Increasing storage capacity with HDFS erasure coding

HDFS Erasure Coding (EC) can be used to reduce the amount of storage space required for replication.

The default 3x replication scheme in HDFS adds 200% overhead in storage space and other resources such as network bandwidth. For warm and cold datasets with relatively low I/O activities, additional block replicas are rarely accessed during normal operations, but still consume the same amount of resources as the first replica.

Erasure coding provides the same level of fault-tolerance as 3x replication, but uses much less storage space. In a typical erasure coding setup, the storage overhead is not more than 50%.
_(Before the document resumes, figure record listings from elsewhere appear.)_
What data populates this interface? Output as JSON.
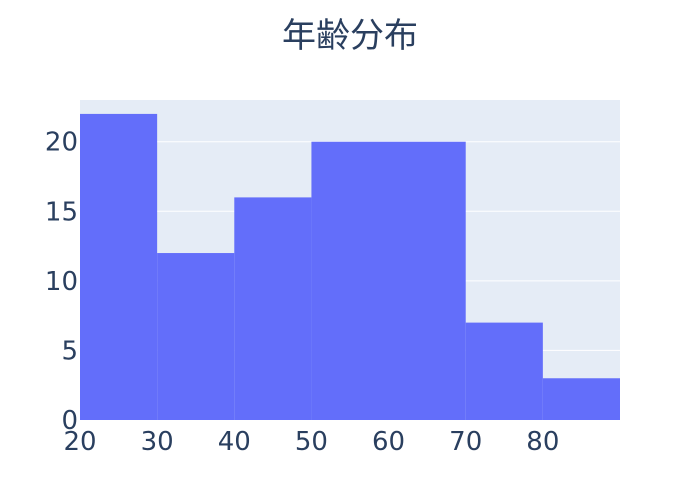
{
  "chart_data": {
    "type": "bar",
    "title": "年齢分布",
    "xlabel": "",
    "ylabel": "",
    "bins": [
      {
        "start": 20,
        "end": 30,
        "count": 22
      },
      {
        "start": 30,
        "end": 40,
        "count": 12
      },
      {
        "start": 40,
        "end": 50,
        "count": 16
      },
      {
        "start": 50,
        "end": 70,
        "count": 20
      },
      {
        "start": 70,
        "end": 80,
        "count": 7
      },
      {
        "start": 80,
        "end": 90,
        "count": 3
      }
    ],
    "xlim": [
      20,
      90
    ],
    "ylim": [
      0,
      23
    ],
    "xticks": [
      20,
      30,
      40,
      50,
      60,
      70,
      80
    ],
    "yticks": [
      0,
      5,
      10,
      15,
      20
    ],
    "colors": {
      "bar": "#636efa",
      "plot_bg": "#e5ecf6",
      "grid": "#ffffff",
      "text": "#2a3f5f"
    },
    "grid": true
  }
}
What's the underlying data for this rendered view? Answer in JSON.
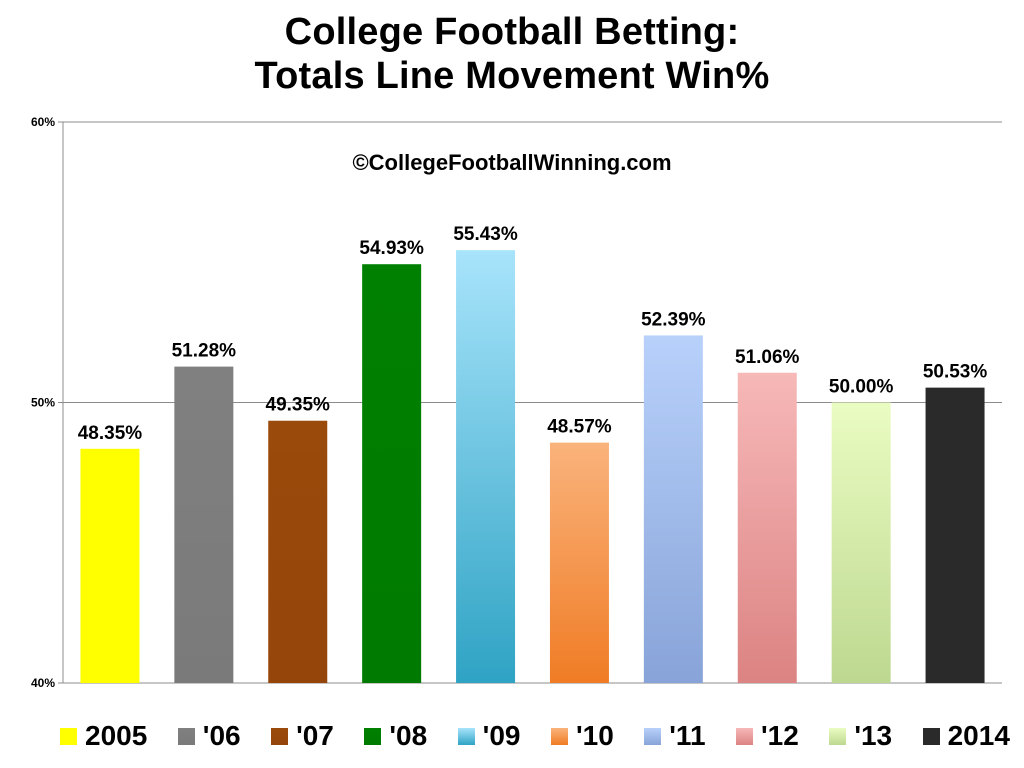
{
  "chart_data": {
    "type": "bar",
    "title": "College Football Betting:",
    "subtitle": "Totals Line Movement Win%",
    "watermark": "©CollegeFootballWinning.com",
    "categories": [
      "2005",
      "'06",
      "'07",
      "'08",
      "'09",
      "'10",
      "'11",
      "'12",
      "'13",
      "2014"
    ],
    "values": [
      48.35,
      51.28,
      49.35,
      54.93,
      55.43,
      48.57,
      52.39,
      51.06,
      50.0,
      50.53
    ],
    "value_labels": [
      "48.35%",
      "51.28%",
      "49.35%",
      "54.93%",
      "55.43%",
      "48.57%",
      "52.39%",
      "51.06%",
      "50.00%",
      "50.53%"
    ],
    "colors": [
      [
        "#ffff00",
        "#ffff00"
      ],
      [
        "#808080",
        "#7a7a7a"
      ],
      [
        "#9a4a0a",
        "#95450a"
      ],
      [
        "#008000",
        "#007a00"
      ],
      [
        "#a8e4fb",
        "#2fa3c4"
      ],
      [
        "#fab37c",
        "#f07c25"
      ],
      [
        "#b8d1fb",
        "#88a3d8"
      ],
      [
        "#f7b8b8",
        "#dc8383"
      ],
      [
        "#eafcc2",
        "#bdd890"
      ],
      [
        "#2a2a2a",
        "#2a2a2a"
      ]
    ],
    "ylim": [
      40,
      60
    ],
    "yticks": [
      40,
      50,
      60
    ],
    "ytick_labels": [
      "40%",
      "50%",
      "60%"
    ],
    "xlabel": "",
    "ylabel": "",
    "grid": true,
    "legend_position": "bottom"
  }
}
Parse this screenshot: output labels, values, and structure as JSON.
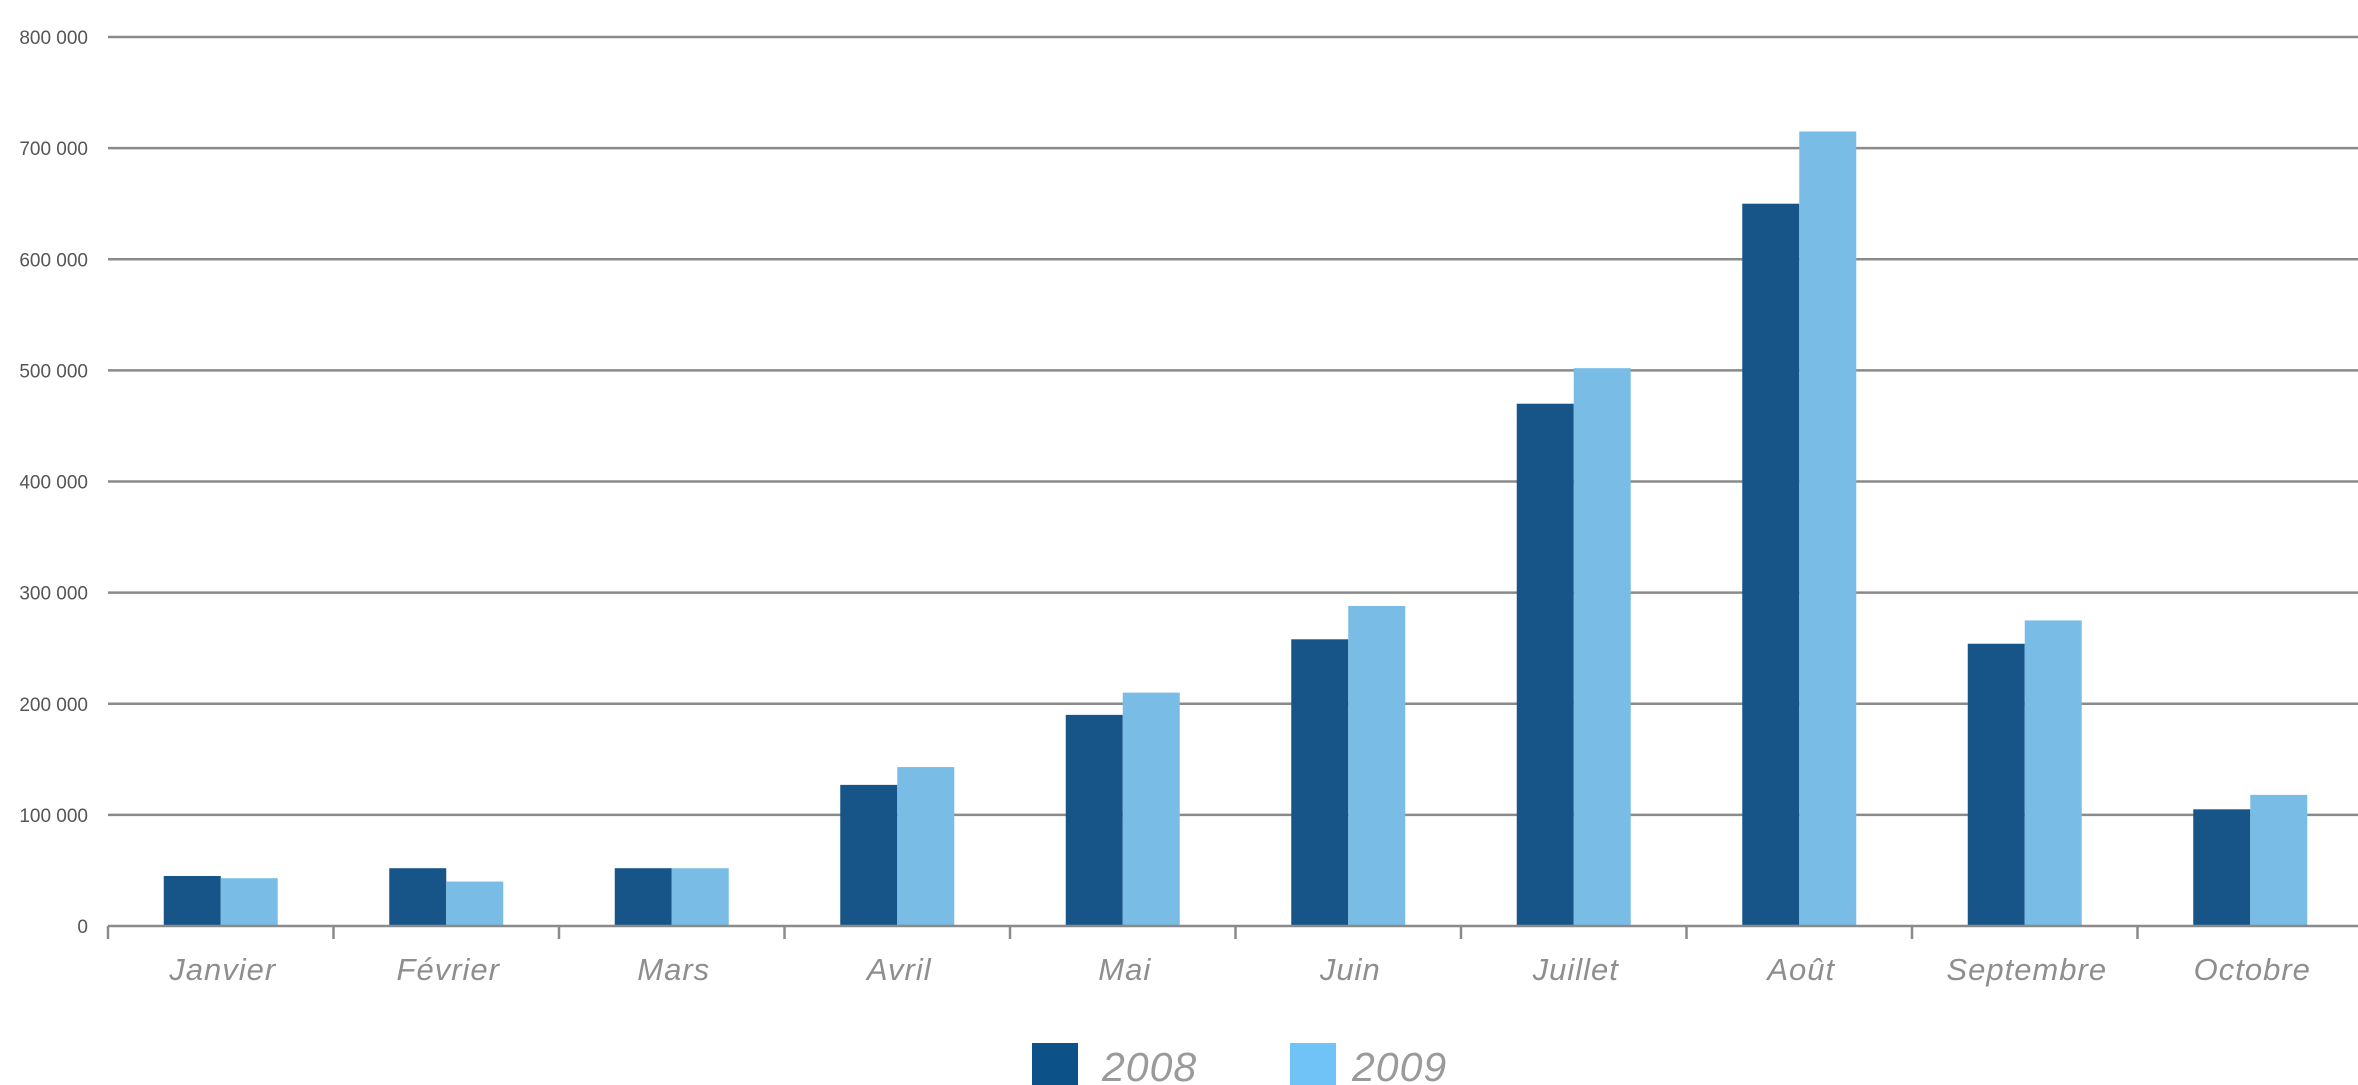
{
  "colors": {
    "series_2008": "#175589",
    "series_2009": "#79bde6",
    "legend_2008": "#0c5288",
    "legend_2009": "#6fc3f7",
    "gridline": "#8a8a8a",
    "axis": "#8a8a8a"
  },
  "chart_data": {
    "type": "bar",
    "title": "",
    "xlabel": "",
    "ylabel": "",
    "ylim": [
      0,
      800000
    ],
    "yticks": [
      0,
      100000,
      200000,
      300000,
      400000,
      500000,
      600000,
      700000,
      800000
    ],
    "ytick_labels": [
      "0",
      "100 000",
      "200 000",
      "300 000",
      "400 000",
      "500 000",
      "600 000",
      "700 000",
      "800 000"
    ],
    "grid": true,
    "legend_position": "bottom-center",
    "categories": [
      "Janvier",
      "Février",
      "Mars",
      "Avril",
      "Mai",
      "Juin",
      "Juillet",
      "Août",
      "Septembre",
      "Octobre"
    ],
    "series": [
      {
        "name": "2008",
        "values": [
          45000,
          52000,
          52000,
          127000,
          190000,
          258000,
          470000,
          650000,
          254000,
          105000
        ]
      },
      {
        "name": "2009",
        "values": [
          43000,
          40000,
          52000,
          143000,
          210000,
          288000,
          502000,
          715000,
          275000,
          118000
        ]
      }
    ]
  }
}
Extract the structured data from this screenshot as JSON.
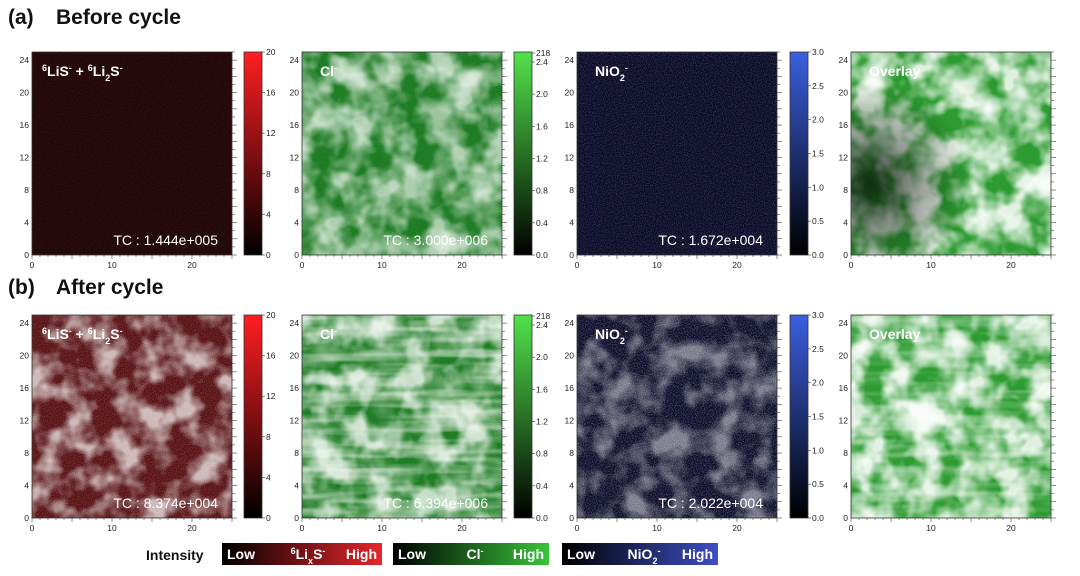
{
  "figure": {
    "panels": [
      {
        "tag": "(a)",
        "title": "Before cycle",
        "maps": [
          {
            "key": "lis",
            "label_main": "LiS",
            "label_html": "6LiS- + 6Li2S-",
            "tc": "TC : 1.444e+005",
            "colorbar_ticks": [
              "20",
              "16",
              "12",
              "8",
              "4",
              "0"
            ],
            "intensity_level": 0.05
          },
          {
            "key": "cl",
            "label_html": "Cl-",
            "tc": "TC : 3.000e+006",
            "colorbar_ticks": [
              "218",
              "2.4",
              "2.0",
              "1.6",
              "1.2",
              "0.8",
              "0.4",
              "0.0"
            ],
            "intensity_level": 0.55
          },
          {
            "key": "nio",
            "label_html": "NiO2-",
            "tc": "TC : 1.672e+004",
            "colorbar_ticks": [
              "3.0",
              "2.5",
              "2.0",
              "1.5",
              "1.0",
              "0.5",
              "0.0"
            ],
            "intensity_level": 0.15
          },
          {
            "key": "overlay",
            "label_html": "Overlay",
            "tc": "",
            "colorbar_ticks": [],
            "intensity_level": 0.5
          }
        ]
      },
      {
        "tag": "(b)",
        "title": "After cycle",
        "maps": [
          {
            "key": "lis",
            "label_html": "6LiS- + 6Li2S-",
            "tc": "TC : 8.374e+004",
            "colorbar_ticks": [
              "20",
              "16",
              "12",
              "8",
              "4",
              "0"
            ],
            "intensity_level": 0.55
          },
          {
            "key": "cl",
            "label_html": "Cl-",
            "tc": "TC : 6.394e+006",
            "colorbar_ticks": [
              "218",
              "2.4",
              "2.0",
              "1.6",
              "1.2",
              "0.8",
              "0.4",
              "0.0"
            ],
            "intensity_level": 0.75
          },
          {
            "key": "nio",
            "label_html": "NiO2-",
            "tc": "TC : 2.022e+004",
            "colorbar_ticks": [
              "3.0",
              "2.5",
              "2.0",
              "1.5",
              "1.0",
              "0.5",
              "0.0"
            ],
            "intensity_level": 0.35
          },
          {
            "key": "overlay",
            "label_html": "Overlay",
            "tc": "",
            "colorbar_ticks": [],
            "intensity_level": 0.6
          }
        ]
      }
    ],
    "axis": {
      "y_ticks": [
        "24",
        "20",
        "16",
        "12",
        "8",
        "4",
        "0"
      ],
      "x_ticks": [
        "0",
        "10",
        "20"
      ],
      "range": [
        0,
        25
      ]
    },
    "labels": {
      "lis_parts": [
        "6",
        "LiS",
        "-",
        " + ",
        "6",
        "Li",
        "2",
        "S",
        "-"
      ],
      "cl_parts": [
        "Cl",
        "-"
      ],
      "nio_parts": [
        "NiO",
        "2",
        "-"
      ],
      "overlay": "Overlay"
    },
    "legend": {
      "intensity_label": "Intensity",
      "bars": [
        {
          "low": "Low",
          "mid_parts": [
            "6",
            "Li",
            "x",
            "S",
            "-"
          ],
          "high": "High",
          "color_low": "#000000",
          "color_high": "#e8262b"
        },
        {
          "low": "Low",
          "mid_parts": [
            "Cl",
            "-"
          ],
          "high": "High",
          "color_low": "#000000",
          "color_high": "#39c43a"
        },
        {
          "low": "Low",
          "mid_parts": [
            "NiO",
            "2",
            "-"
          ],
          "high": "High",
          "color_low": "#000000",
          "color_high": "#3d4fc4"
        }
      ]
    },
    "colors": {
      "lis": "#e8262b",
      "cl": "#39c43a",
      "nio": "#3d4fc4"
    }
  }
}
In storage systems, the most notable usage of EC is in a Redundant Array of Independent Disks (RAID). RAID implements EC through striping, which divides logically sequential data such as a file into smaller units (such as a bit, byte, or block) and stores consecutive units on different disks. This unit of striping distribution is termed as a striping cell. EC uses an encoding process to calculate and store a certain number of parity cells for each stripe of original data cells. An error on any striping cell can be recovered using a decoding calculation based on the surviving data and the parity cells.

Integrating EC with HDFS can improve storage efficiency while still providing similar data durability as traditional replication-based HDFS deployments. As an example, a 3x replicated file with 6 blocks consumes 6*3 = 18 blocks of disk space. But with EC (6 data, 3 parity) deployment, the file consumes only 9 blocks of disk space.